Problem statement

https://leetcode.com/problems/design-phone-directory/

Solution

One of the solutions is to keep set of avaliable numbers. When we asked to get number, just return any number from this set, to check availability of number we check if it is in our set and to release number we just need to add it to set. Time complexity is $(1)$, however space complexity is $O(n)$, where $n$ is range of our numbers.

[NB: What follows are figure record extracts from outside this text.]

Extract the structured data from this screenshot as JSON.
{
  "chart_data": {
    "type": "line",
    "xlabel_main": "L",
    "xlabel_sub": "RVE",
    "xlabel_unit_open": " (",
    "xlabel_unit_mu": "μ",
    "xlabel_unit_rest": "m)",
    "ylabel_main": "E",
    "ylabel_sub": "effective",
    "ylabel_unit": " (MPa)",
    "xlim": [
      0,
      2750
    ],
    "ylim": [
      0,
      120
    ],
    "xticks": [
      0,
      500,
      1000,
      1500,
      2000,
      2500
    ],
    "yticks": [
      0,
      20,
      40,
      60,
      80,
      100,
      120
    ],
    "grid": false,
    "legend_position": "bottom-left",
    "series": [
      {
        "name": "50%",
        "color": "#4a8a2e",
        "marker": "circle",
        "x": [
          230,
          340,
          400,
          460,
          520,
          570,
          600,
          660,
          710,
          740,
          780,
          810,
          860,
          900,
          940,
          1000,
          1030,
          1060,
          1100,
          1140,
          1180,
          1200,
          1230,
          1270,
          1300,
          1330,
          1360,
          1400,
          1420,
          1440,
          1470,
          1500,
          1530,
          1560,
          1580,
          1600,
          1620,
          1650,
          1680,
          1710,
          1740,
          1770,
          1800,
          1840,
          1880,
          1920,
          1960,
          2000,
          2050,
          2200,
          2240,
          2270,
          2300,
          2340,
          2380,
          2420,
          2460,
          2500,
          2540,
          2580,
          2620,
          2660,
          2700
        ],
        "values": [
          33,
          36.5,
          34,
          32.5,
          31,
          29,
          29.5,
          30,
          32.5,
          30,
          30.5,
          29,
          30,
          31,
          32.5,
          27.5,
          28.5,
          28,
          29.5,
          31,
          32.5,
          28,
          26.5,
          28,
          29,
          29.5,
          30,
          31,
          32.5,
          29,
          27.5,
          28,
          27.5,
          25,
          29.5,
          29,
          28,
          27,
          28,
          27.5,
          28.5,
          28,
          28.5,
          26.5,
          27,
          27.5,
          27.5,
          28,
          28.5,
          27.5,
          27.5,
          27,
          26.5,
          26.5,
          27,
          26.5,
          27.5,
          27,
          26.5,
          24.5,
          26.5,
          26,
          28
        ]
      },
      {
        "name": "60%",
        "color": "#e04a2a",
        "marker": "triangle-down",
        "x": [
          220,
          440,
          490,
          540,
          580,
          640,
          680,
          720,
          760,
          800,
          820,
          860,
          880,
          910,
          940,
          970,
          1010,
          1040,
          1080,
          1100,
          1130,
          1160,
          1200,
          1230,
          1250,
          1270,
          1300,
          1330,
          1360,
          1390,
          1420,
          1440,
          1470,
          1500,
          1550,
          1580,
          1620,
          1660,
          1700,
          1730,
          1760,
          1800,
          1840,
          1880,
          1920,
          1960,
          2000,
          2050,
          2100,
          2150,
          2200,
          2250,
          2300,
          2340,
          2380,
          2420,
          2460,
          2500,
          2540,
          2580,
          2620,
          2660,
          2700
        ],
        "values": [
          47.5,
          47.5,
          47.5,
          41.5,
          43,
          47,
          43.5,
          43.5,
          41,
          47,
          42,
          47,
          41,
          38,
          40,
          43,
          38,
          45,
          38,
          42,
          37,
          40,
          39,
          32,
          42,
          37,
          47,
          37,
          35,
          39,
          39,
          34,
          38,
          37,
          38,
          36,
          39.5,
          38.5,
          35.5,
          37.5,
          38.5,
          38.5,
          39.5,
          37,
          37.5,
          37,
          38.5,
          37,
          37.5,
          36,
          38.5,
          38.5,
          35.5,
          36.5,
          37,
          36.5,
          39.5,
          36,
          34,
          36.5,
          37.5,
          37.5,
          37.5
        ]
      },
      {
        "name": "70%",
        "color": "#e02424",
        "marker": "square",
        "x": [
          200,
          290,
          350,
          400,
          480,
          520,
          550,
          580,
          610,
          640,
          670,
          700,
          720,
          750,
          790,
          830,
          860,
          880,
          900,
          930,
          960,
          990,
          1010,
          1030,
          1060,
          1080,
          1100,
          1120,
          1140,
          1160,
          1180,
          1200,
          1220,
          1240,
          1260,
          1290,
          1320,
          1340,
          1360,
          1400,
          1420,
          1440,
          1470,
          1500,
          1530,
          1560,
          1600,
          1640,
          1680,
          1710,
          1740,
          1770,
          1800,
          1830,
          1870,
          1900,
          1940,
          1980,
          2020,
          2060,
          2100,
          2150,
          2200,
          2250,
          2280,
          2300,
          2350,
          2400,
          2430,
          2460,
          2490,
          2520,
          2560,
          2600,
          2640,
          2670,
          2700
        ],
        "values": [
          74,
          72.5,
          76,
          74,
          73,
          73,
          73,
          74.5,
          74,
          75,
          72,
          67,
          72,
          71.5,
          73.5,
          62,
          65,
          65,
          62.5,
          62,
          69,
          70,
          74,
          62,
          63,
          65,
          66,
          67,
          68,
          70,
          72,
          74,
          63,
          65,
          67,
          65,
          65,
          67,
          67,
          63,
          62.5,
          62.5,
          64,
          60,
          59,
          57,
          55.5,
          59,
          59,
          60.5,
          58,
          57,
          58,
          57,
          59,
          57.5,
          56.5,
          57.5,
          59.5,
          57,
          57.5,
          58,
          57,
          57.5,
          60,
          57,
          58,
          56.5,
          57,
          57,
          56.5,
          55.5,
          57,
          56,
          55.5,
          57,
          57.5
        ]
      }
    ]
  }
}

We can optimize this for memory: let us keep current number of numbers used, and extend it if it becomes full. For example self.max_curr = 5 and self.avaliable = [2, 4] means that numbers 1, 3, 5 are occupied. If we want to add new number we fill 2: remove it from set, then 4. If we want to add more, but self.available set is empty, just add $1$ to our self.max_curr, so it is equal to $6$ now.

Complexity

Time complexity is still $O(1)$ for all operations and space complexity is $O(k)$, where $k$ is the largest number of phones used at one moment of time.

Code

class PhoneDirectory:
    def __init__(self, maxNumbers):
        self.max_nums = maxNumbers
        self.max_curr = 0
        self.avaliable = set()
        
    def get(self):
        if len(self.avaliable) == 0:
            if self.max_curr == self.max_nums:
                return -1
            out = self.max_curr
            self.max_curr += 1
        else:
            out = self.avaliable.pop()
            
        return out
        
    def check(self, number):
        return number in self.avaliable or number >= self.max_curr    

    def release(self, number):
        print(self.max_curr, self.avaliable)
        if number < self.max_curr:
            self.avaliable.add(number)

Remark

It can be solved with linked lists as well.